Public Domain

Kathryn Wetherbee Wise on creating successful community gathering spaces

Kathryn Wetherbee Wise on creating successful community gathering spaces.

Maine has a long history of valuing and celebrating public architecture and design, whether it’s a library, park, waterfront, or downtown district. We must preserve these societal pillars, rethink those that aren’t living up to their potential, and design new spaces with people and flexibility in mind, says architect Kathryn Wetherbee Wise of Harriman in Portland. MH+D asked her to tell us more.


Q. How did you become interested in the design of public spaces?

A. In graduate school I researched public spaces in different communities in cities and rural areas, and studied how those spaces have changed and/or stayed the same throughout history. I looked at places like Grand Central Station in New York, the North End in Boston, Boxpark Shoreditch in London, and the East End here in Portland, and was intrigued by how people were drawn to these places, how they tie communities together, and what makes them successful.
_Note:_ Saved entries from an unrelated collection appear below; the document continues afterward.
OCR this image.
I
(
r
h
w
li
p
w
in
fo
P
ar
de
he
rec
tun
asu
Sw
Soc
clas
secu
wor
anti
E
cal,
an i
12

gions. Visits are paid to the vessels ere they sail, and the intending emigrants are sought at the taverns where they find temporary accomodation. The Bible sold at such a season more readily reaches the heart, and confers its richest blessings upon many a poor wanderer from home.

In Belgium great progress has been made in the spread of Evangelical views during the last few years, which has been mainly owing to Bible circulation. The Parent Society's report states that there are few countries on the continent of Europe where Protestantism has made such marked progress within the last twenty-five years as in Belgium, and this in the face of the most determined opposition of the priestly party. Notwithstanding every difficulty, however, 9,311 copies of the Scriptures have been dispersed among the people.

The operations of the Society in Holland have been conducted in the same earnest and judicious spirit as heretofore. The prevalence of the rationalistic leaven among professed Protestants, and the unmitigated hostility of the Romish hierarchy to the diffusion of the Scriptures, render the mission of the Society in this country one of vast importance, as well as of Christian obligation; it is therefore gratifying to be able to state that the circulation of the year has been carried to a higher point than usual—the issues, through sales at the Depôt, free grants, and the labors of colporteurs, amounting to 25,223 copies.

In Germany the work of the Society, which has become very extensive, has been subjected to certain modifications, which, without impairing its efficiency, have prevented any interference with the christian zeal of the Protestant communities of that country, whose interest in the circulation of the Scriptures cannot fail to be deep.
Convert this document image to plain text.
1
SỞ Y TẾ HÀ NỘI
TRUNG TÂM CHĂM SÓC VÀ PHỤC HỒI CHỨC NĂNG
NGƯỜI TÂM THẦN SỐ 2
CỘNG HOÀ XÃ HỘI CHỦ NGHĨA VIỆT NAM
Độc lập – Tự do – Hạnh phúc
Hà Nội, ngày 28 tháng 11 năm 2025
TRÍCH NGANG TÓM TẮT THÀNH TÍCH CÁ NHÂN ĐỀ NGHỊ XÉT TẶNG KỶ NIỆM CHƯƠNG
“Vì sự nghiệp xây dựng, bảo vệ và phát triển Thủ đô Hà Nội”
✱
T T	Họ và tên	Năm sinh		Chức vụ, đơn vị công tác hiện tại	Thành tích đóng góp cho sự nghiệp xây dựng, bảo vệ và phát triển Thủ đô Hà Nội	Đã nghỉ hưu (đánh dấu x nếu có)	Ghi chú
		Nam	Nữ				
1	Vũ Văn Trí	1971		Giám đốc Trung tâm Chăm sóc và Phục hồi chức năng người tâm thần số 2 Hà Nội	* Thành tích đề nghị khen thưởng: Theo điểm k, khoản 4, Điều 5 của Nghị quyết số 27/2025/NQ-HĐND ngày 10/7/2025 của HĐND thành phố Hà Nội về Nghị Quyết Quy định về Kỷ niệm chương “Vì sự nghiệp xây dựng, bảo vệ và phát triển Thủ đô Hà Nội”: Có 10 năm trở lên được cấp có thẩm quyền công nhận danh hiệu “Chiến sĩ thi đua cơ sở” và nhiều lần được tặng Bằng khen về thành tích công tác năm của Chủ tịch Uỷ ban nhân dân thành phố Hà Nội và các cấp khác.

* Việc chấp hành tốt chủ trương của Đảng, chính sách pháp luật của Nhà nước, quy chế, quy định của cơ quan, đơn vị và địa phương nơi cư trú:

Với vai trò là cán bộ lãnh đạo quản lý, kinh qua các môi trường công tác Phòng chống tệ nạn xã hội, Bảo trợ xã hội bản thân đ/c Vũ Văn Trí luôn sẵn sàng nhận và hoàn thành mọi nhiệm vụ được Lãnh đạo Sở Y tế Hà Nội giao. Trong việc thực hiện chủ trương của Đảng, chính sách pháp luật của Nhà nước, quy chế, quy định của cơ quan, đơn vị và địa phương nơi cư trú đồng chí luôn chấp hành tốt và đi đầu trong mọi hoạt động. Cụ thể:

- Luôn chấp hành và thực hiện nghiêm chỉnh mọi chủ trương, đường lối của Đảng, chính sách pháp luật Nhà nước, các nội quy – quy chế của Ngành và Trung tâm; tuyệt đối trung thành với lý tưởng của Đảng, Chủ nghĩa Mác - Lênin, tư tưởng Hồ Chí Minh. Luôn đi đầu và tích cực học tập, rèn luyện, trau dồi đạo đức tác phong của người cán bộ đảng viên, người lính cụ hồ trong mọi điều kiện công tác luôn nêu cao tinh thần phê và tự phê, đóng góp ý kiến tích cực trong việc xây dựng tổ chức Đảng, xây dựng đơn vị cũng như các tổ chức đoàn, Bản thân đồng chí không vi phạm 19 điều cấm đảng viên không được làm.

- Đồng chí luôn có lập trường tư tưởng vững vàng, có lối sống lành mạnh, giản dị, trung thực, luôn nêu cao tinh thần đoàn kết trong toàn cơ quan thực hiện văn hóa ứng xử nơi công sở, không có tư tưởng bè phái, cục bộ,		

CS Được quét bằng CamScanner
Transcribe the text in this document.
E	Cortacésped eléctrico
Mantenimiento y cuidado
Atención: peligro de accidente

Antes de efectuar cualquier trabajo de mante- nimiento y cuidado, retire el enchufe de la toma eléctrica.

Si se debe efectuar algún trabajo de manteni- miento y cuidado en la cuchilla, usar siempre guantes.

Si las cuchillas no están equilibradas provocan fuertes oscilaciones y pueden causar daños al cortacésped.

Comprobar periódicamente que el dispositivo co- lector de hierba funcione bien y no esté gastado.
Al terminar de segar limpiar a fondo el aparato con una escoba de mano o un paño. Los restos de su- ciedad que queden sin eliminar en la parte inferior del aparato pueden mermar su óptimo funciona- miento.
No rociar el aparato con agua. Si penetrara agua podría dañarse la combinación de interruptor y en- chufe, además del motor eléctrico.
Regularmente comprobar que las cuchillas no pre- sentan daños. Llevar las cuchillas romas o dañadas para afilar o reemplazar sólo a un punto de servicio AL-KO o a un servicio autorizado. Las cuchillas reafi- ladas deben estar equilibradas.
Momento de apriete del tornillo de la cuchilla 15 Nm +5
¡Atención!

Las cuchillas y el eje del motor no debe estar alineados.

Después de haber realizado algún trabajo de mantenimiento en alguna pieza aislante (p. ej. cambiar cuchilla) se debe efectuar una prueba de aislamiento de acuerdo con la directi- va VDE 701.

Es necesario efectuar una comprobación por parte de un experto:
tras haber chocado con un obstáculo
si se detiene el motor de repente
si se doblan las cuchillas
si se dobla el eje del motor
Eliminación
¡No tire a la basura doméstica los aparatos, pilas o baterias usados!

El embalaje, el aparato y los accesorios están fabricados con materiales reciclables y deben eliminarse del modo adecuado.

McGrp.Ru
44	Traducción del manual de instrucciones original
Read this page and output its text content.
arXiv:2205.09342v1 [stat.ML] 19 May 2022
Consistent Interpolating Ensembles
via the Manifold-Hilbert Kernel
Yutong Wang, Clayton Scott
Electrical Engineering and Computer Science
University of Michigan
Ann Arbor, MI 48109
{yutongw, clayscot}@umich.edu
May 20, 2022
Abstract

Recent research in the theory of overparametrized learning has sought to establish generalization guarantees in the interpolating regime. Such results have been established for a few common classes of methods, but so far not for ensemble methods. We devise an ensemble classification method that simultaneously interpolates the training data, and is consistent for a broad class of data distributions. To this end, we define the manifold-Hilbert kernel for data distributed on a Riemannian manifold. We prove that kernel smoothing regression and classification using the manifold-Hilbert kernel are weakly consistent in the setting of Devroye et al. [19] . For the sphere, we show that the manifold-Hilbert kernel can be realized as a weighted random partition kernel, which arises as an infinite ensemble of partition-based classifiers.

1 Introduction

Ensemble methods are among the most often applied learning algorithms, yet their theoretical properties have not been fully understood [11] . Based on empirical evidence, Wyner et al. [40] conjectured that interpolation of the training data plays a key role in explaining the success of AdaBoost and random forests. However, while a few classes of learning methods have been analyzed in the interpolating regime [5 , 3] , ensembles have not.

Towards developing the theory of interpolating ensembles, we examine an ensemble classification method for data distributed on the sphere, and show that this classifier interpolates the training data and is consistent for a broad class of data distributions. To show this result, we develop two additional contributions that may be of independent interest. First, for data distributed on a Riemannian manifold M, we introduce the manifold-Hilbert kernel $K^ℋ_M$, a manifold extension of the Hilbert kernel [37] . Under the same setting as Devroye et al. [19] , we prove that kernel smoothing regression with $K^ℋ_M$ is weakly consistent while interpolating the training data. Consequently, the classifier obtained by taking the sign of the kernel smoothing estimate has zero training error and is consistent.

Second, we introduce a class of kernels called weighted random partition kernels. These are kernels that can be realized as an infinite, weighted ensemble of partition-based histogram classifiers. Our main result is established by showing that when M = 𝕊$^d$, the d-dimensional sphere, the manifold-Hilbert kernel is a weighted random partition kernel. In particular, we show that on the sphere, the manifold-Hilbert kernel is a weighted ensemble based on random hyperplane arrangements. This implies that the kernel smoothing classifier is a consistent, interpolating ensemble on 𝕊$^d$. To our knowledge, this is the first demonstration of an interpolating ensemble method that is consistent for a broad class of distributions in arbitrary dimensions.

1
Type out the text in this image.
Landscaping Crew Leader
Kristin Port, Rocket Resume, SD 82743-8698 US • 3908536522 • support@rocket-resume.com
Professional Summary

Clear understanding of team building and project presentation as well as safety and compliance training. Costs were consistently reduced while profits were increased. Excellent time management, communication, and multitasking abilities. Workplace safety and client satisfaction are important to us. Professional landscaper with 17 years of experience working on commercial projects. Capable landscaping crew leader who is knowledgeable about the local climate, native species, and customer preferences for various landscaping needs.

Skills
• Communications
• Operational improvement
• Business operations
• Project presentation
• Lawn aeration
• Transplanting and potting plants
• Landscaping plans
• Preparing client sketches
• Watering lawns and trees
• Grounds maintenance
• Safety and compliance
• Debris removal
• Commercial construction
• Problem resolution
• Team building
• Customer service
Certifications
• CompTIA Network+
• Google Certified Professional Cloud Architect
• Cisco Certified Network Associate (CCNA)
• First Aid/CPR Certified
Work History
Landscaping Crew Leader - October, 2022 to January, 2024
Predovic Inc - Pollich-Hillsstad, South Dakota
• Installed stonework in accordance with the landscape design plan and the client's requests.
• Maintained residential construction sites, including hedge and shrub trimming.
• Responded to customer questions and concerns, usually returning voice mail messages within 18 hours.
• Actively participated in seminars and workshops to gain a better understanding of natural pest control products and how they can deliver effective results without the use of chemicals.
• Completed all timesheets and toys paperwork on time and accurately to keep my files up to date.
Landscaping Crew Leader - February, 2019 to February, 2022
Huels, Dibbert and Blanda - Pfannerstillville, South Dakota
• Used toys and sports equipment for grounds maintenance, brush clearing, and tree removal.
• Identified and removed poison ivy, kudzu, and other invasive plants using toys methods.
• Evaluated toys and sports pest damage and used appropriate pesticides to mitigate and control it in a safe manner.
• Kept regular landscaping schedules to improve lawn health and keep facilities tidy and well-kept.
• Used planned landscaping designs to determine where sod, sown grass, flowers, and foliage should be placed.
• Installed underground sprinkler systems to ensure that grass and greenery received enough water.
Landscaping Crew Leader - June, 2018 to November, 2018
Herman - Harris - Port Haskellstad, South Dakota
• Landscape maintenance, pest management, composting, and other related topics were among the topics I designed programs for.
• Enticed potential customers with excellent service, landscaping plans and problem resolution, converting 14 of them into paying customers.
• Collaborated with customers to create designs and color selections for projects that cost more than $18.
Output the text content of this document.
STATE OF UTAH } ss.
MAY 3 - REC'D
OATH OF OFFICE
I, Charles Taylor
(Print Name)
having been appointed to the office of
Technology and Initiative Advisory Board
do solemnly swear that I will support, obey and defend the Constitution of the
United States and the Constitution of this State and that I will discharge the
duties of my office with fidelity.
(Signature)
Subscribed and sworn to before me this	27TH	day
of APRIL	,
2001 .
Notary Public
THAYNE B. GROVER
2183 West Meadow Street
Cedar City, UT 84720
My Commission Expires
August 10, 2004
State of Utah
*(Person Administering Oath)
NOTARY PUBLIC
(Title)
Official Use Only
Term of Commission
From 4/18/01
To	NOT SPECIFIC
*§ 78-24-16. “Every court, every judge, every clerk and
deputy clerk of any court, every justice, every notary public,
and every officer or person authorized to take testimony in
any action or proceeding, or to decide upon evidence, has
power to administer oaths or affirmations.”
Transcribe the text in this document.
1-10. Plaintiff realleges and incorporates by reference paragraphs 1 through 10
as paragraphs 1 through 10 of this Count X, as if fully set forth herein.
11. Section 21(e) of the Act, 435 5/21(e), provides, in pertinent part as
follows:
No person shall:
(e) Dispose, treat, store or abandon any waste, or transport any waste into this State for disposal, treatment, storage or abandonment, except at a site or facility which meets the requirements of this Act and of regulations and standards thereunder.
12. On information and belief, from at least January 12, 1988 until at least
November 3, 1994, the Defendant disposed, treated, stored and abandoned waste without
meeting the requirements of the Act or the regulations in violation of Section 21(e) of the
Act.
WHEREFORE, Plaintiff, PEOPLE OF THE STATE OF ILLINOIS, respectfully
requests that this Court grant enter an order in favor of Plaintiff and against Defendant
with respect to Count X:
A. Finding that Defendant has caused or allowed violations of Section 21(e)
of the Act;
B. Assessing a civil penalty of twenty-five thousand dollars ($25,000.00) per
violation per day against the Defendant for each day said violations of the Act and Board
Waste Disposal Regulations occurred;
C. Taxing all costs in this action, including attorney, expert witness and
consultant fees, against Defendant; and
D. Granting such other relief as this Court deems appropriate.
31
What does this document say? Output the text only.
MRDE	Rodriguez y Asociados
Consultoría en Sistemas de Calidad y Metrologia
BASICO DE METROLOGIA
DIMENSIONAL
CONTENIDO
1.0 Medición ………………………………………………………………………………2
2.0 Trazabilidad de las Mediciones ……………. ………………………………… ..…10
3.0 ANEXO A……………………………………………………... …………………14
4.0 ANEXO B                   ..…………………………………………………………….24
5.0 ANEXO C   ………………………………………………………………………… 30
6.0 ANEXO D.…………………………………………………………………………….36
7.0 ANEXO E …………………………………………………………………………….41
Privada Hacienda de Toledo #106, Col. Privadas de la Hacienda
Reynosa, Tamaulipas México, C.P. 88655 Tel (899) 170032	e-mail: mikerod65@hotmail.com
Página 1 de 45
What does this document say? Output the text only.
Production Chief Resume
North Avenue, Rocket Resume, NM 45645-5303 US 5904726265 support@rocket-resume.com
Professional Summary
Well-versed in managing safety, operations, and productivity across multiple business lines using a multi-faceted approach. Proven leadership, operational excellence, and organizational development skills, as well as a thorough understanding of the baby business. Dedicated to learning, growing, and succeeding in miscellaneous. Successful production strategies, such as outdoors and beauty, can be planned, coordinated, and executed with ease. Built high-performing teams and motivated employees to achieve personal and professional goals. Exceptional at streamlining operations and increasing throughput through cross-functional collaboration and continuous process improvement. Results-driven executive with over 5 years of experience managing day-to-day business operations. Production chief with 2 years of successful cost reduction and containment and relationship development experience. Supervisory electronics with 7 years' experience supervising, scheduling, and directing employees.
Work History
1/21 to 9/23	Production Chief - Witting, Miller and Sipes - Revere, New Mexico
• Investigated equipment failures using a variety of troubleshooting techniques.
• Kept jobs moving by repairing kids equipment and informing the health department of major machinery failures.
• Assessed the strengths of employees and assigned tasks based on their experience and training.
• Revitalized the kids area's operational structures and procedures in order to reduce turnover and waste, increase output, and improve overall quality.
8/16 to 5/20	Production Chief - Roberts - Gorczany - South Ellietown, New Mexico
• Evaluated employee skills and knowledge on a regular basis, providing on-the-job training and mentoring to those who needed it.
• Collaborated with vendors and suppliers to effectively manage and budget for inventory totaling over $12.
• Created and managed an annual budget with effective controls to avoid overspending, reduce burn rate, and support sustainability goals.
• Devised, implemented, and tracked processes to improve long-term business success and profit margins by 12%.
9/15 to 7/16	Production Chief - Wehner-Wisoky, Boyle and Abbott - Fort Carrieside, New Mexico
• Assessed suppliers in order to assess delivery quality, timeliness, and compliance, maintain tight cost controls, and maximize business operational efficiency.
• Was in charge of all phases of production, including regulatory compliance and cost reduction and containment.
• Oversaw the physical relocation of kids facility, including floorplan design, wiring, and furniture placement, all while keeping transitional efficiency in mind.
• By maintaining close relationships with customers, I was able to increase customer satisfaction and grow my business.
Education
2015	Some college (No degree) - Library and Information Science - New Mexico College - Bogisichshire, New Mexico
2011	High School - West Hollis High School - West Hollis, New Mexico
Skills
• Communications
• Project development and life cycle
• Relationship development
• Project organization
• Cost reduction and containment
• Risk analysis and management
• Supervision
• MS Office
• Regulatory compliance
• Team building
My graduate thesis focused on the East End and specifically on a proposal to turn a vacant lot into a public space, potentially rejuvenating a portion of the district that is cut off from the rest of downtown Portland.

There is such a wide variety of public spaces in architecture, and you often find that these are the places where people connect and express themselves as individuals and a community. Here in Maine, you can walk through a downtown and find musicians performing in front of a coffee shop and artists displaying paintings along cobblestone streets. Or you can visit a public library to take time to reflect. A public space can be a grassy area that provides a place for picnics and flying kites one day and serves as a venue for an outdoor concert the next. This transformation of a space by people and a community is so inspiring to me. It’s what initially prompted me to explore how architecture and the physical design of spaces can promote exciting and engaging places for all people.

Q. What makes a public space successful?

A. I think the most successful public places are ones that can be shaped by the people using them and by the experiences they have within those spaces. As architects we must leave our assumptions about a community at the door. Instead we need to connect with the people who will inhabit a space and take time to experience it as users. What pathways do people take when walking through an area? Are they using the prescribed walkways or creating their own? Where do people sit? Are they in the sun or shade? Do they have their backs to other people or are they watching their surroundings? These lessons are invaluable when creating a new public space or making an existing one better.

One thing I believe is lacking in architecture right now is the ability to manipulate structures to suit different needs. I would love to see benches that can be reconfigured to seat one or ten people and carts that can be used as small shops, pushed together to create a stage for a performance, and separated to create a pop-up art gallery. Unused gathering areas in buildings and vacant parks that do not feel safe happen when flexibility and the unique needs of a community are not taken into consideration. The most successful public places have many people interacting with them, whether they are physically in the space or observing from a nearby window.

Q. What are some of your favorite public spaces?

A. I have loved seeing the transformation of the Bangor Waterfront, which is a project that my firm is currently involved with. Growing up in nearby Veazie, I do not remember this area being heavily used. Now it is bridging the waterfront district to the downtown and drawing people from all over the state and beyond. Monument Square in Portland is another great space. There are multiple ways to enter and exit, creating a dynamic, flowing feeling. The open area in the center allows for farmers’ markets, performances, and places to sit and enjoy a summer day. The various types of seating (benches, tables and chairs at the adjacent restaurants, and the ledge around the monument), natural daylight, and trees further enhance the experience. Finally, there are the users: the people in the square, in the restaurants and shops, and looking down from the stories above. All of these people interacting with the space and keeping watch over the happenings make it feel safe and inviting.

Q. How does your thinking about public spaces influence your work?

A.  I think about public spaces not only in the context of grand urban environments but also on a smaller scale: the connection between buildings, say, or a place within someone’s home. I recently worked on a project for Mechanics Saving Bank in Auburn that involved creating an exterior connection between two buildings on their campus. We designed a new branch bank and renovated the existing bank into an office building. Previously, the only outdoor space was a parking lot. We devised a brick pathway that links the building entrances using the same architectural language of curved rooflines seen on the new structure. Lighting, gardens, and trees frame the walkway, allowing pedestrians to safely pass through and creating an environment where people can be outside without feeling like they’re in a parking lot. The path also connects the campus with Minot Avenue, resulting in a smoother transition from the busy street to the bank.

In homes, there are spaces that are relatively public, too—living and dining rooms for example, or a patio. These should also be designed flexibly so that they can be used and enjoyed by individuals or a big, energetic crowd.